Do students need to memorize the FANBOYS acronym, or just the words?
The acronym is a memory aid, not the goal. Some students latch onto it immediately and find it useful as a checklist when combining sentences. Others find it confusing because the acronym order doesn't match the frequency order they encounter in reading and writing. What matters is whether a student can choose the right conjunction in context. Posting FANBOYS in the room as a reference during worksheet practice costs nothing and helps the students who rely on it — but a student who can't recite the acronym yet still chooses conjunctions correctly is doing exactly what the instruction aims for.
When does the comma rule become a tested skill?
The comma-before-a-coordinating-conjunction rule appears in standardized editing tasks as early as fourth grade, but the foundational work happens in third. Students who have practiced it consistently in the context of coordinating conjunctions worksheets printable for 3rd grade recognize the pattern quickly when it reappears in an editing item.
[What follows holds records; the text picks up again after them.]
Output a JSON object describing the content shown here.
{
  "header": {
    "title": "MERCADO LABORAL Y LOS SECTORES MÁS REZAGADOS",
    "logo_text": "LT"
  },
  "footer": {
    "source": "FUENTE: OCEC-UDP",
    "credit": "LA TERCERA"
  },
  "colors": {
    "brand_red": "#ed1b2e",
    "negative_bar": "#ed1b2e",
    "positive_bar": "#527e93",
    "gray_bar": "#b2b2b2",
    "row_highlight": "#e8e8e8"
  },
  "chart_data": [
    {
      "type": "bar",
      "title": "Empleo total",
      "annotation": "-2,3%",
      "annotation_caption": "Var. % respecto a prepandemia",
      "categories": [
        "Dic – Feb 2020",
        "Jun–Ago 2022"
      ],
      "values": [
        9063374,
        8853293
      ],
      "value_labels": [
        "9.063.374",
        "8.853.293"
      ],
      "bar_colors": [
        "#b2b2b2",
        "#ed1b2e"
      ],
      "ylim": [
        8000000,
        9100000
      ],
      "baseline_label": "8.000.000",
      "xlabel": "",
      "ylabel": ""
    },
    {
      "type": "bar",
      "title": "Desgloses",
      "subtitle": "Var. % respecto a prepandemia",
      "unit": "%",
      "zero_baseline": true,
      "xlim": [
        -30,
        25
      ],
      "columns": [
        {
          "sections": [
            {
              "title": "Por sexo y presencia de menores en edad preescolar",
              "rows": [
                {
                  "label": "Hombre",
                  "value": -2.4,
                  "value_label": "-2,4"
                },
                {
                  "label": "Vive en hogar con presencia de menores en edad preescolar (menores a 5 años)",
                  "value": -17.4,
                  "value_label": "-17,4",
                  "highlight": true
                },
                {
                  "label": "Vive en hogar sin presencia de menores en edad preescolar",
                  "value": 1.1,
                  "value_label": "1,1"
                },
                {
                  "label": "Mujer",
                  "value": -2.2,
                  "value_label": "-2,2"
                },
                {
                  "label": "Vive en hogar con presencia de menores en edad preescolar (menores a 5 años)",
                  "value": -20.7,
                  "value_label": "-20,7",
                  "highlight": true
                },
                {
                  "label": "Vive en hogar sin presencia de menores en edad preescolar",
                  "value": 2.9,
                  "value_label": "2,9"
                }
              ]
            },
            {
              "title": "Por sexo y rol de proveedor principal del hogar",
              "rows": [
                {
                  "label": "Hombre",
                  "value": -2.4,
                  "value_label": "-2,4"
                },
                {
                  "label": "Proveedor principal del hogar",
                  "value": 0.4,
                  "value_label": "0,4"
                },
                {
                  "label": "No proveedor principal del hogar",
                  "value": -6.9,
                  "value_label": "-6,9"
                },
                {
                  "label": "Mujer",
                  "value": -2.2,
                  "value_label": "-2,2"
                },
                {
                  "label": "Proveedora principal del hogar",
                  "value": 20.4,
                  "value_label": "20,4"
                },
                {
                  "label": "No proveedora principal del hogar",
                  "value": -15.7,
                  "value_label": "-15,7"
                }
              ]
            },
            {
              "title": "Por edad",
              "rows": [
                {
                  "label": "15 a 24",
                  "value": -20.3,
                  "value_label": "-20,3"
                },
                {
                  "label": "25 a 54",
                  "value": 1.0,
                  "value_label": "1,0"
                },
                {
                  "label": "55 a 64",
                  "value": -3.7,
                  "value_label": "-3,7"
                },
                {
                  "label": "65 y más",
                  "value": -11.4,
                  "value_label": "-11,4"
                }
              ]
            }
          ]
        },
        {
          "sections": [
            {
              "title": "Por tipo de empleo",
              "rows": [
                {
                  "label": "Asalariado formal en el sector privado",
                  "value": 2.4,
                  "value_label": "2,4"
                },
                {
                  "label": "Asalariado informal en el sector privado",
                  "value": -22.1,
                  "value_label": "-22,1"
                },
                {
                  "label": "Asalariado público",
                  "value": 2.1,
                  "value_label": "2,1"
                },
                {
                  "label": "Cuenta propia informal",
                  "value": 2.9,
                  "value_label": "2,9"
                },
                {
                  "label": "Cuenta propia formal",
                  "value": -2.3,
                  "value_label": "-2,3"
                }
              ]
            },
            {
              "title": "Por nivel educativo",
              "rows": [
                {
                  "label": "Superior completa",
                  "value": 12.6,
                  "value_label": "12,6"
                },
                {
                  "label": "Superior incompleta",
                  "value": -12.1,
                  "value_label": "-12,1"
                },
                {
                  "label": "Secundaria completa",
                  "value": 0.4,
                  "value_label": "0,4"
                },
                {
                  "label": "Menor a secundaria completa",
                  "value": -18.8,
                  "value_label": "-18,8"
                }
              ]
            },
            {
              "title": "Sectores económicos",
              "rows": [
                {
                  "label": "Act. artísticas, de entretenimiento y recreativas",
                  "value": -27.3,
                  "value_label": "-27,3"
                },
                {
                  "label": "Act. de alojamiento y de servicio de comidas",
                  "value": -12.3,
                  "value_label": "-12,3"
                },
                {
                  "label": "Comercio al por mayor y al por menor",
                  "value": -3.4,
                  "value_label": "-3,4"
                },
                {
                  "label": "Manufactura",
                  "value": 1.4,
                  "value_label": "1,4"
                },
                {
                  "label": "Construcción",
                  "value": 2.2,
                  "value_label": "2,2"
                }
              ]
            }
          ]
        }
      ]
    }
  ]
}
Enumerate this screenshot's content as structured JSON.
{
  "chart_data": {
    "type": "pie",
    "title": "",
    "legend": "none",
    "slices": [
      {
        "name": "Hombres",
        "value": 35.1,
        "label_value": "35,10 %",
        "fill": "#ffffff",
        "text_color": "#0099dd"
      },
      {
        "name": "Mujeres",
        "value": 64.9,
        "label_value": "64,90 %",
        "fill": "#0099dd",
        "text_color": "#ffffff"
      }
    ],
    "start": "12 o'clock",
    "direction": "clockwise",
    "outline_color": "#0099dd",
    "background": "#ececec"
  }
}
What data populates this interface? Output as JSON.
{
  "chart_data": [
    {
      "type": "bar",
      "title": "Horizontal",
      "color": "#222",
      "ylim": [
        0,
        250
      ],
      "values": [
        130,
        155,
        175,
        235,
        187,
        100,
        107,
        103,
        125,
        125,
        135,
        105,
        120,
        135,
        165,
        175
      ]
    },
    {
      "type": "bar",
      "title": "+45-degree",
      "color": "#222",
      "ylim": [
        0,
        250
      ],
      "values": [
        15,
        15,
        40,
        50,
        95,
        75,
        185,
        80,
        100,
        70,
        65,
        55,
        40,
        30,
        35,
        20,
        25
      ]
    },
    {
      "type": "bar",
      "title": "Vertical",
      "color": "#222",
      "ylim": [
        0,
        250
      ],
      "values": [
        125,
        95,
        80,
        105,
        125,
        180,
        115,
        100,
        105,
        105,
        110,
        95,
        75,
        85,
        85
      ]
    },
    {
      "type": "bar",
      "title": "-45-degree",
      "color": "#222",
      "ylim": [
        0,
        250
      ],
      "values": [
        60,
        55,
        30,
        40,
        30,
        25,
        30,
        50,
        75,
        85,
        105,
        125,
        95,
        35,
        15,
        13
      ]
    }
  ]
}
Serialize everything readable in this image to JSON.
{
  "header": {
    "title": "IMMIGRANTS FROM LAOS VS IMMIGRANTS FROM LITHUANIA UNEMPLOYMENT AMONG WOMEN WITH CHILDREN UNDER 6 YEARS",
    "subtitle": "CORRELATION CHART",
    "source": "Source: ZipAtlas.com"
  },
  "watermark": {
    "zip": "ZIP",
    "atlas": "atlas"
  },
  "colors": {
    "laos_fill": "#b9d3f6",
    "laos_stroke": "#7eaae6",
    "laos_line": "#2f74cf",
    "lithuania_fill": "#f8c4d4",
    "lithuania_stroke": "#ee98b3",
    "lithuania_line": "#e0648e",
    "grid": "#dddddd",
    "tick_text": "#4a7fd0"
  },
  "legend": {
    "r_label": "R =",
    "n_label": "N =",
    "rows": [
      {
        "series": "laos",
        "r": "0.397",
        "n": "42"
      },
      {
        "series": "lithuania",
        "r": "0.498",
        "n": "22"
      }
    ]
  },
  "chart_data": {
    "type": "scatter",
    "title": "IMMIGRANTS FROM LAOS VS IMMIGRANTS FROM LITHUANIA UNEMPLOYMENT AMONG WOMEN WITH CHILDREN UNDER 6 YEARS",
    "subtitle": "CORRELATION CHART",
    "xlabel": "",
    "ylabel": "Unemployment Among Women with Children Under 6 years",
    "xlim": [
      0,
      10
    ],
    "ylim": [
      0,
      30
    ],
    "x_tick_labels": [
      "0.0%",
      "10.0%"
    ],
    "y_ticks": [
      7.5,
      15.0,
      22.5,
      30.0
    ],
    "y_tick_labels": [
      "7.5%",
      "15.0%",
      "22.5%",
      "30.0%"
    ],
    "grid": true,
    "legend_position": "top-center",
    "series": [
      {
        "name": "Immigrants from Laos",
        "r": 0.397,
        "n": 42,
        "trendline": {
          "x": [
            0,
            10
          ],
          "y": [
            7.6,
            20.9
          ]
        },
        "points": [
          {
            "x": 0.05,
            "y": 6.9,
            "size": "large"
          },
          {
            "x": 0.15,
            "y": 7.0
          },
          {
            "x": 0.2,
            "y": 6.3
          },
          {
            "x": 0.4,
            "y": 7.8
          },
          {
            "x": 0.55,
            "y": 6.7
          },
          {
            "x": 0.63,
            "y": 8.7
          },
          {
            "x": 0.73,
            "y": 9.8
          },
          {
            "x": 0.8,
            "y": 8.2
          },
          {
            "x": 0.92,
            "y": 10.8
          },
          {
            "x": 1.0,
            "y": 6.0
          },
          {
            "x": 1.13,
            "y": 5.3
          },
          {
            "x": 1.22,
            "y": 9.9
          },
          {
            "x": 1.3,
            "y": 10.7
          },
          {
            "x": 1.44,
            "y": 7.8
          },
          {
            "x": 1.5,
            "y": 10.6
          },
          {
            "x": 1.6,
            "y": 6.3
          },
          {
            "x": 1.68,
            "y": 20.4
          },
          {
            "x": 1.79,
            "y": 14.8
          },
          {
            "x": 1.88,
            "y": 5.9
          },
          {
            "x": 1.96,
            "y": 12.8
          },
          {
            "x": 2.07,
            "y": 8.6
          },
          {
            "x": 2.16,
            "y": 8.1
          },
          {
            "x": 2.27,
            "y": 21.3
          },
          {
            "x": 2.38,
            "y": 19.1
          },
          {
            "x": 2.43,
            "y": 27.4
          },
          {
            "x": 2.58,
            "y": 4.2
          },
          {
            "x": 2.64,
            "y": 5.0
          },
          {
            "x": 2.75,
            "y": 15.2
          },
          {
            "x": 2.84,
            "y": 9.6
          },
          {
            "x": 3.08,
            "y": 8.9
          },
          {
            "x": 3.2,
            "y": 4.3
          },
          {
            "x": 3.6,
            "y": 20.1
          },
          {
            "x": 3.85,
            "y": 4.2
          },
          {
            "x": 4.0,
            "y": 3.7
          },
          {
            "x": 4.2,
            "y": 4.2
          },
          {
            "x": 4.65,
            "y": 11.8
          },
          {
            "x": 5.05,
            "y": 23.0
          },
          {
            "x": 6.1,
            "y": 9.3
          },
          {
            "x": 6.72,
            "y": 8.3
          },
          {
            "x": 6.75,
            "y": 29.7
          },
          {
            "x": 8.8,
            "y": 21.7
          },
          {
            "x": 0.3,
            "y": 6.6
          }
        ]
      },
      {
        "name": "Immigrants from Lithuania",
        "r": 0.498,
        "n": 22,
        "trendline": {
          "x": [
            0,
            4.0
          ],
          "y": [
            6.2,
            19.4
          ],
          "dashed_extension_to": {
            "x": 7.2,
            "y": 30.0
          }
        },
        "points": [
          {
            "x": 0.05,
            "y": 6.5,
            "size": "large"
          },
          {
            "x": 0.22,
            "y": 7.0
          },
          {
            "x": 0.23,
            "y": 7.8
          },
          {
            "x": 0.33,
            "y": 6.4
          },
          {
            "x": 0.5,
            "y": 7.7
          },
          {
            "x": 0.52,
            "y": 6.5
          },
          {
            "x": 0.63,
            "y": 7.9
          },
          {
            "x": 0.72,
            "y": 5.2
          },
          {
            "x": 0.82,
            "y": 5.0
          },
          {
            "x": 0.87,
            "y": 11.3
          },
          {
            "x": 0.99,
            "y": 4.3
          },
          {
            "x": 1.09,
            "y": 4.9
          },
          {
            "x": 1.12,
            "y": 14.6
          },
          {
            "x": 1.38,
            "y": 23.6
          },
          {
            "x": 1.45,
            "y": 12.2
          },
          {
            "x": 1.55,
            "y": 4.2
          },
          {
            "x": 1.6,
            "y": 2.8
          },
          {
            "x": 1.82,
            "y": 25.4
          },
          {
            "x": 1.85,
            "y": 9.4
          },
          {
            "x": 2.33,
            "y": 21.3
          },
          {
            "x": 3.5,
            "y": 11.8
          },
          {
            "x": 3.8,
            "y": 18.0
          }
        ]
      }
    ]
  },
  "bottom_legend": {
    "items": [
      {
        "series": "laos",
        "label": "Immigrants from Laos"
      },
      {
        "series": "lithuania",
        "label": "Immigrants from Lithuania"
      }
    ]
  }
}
The students who struggle most in fourth and fifth grade are typically those who learned conjunction use in third grade but never had dedicated comma-placement practice — so skipping that component of the worksheets is a real instructional cost, not just a gap in coverage.
How long does a typical worksheet session take?
A sentence-combining worksheet runs about twelve to fifteen minutes for most third graders working independently — longer if it includes a passage-annotation component. Fill-in-the-blank conjunction selection items tend to go faster, closer to eight to ten minutes. Build in a three-to-five-minute whole-class debrief where at least one student-produced sentence gets reviewed publicly, because that discussion is usually where the actual misconceptions surface.